MedPrecision benchmarks against three primary industry datasets in monthly reporting: MGMA 2024 DataDive Cost and Revenue (separating ambulatory primary care, medical specialty, and surgical specialty), HFMA MAP Keys (the 25-metric revenue cycle benchmark set), and AAPC's annual coding and denial benchmarks for specialty-specific accuracy. Each monthly KPI report shows the practice's current value, the MGMA median for the practice's specialty, the MGMA top-quartile threshold, and a trend line for the prior 12 months. Benchmarks are filtered by specialty and geography where data permits (MGMA reports separate Northeast, Midwest, South, and West medians for some metrics). Practices receive an annual deep-dive review against AMA CPT specialty benchmark data and CMS Physician Fee Schedule comparison showing reimbursement-per-RVU performance. This benchmark transparency lets the practice see exactly where they stand and where the next dollar of improvement lives.

How much additional revenue does a typical practice capture by switching to MedPrecision?

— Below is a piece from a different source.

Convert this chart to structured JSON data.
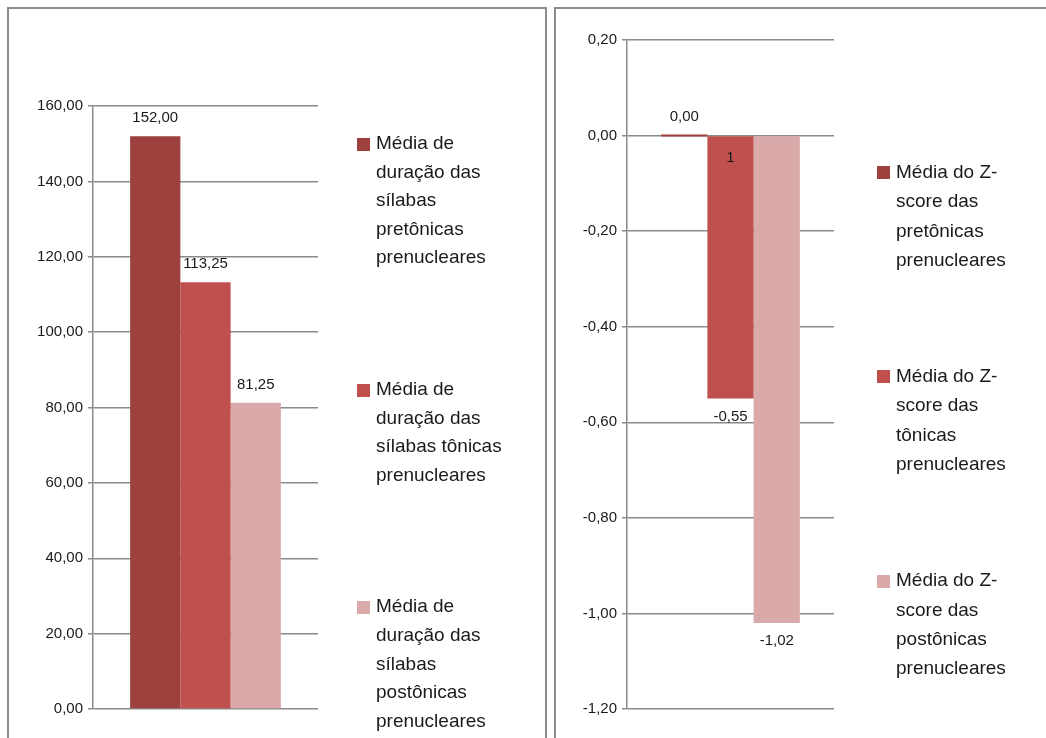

AAPC and HFMA benchmarking data shows a typical practice transitioning from a generalist biller to a specialty-aligned RCM service captures 4 to 8 percent additional revenue within the first 6 months, with the median lift around 6 percent. The lift breaks down across four sources per the HFMA 2024 RCM Performance Study: coding accuracy gains (1 to 3 percent, often from underutilized E/M levels and missed modifiers), charge capture improvements (1 to 2 percent, from procedures completed but not billed), denial recovery (1 to 2 percent, from systematic appeal of recoverable denials), and underpayment recovery (0.5 to 1 percent, from contracted-rate enforcement against payer payments). For a 5-provider primary care practice billing 4 million dollars annually, a 6 percent lift equals 240,000 dollars per year in additional collections. The lift typically more than offsets the percentage-of-collections fee, producing net positive ROI within the first 90 days post-cutover.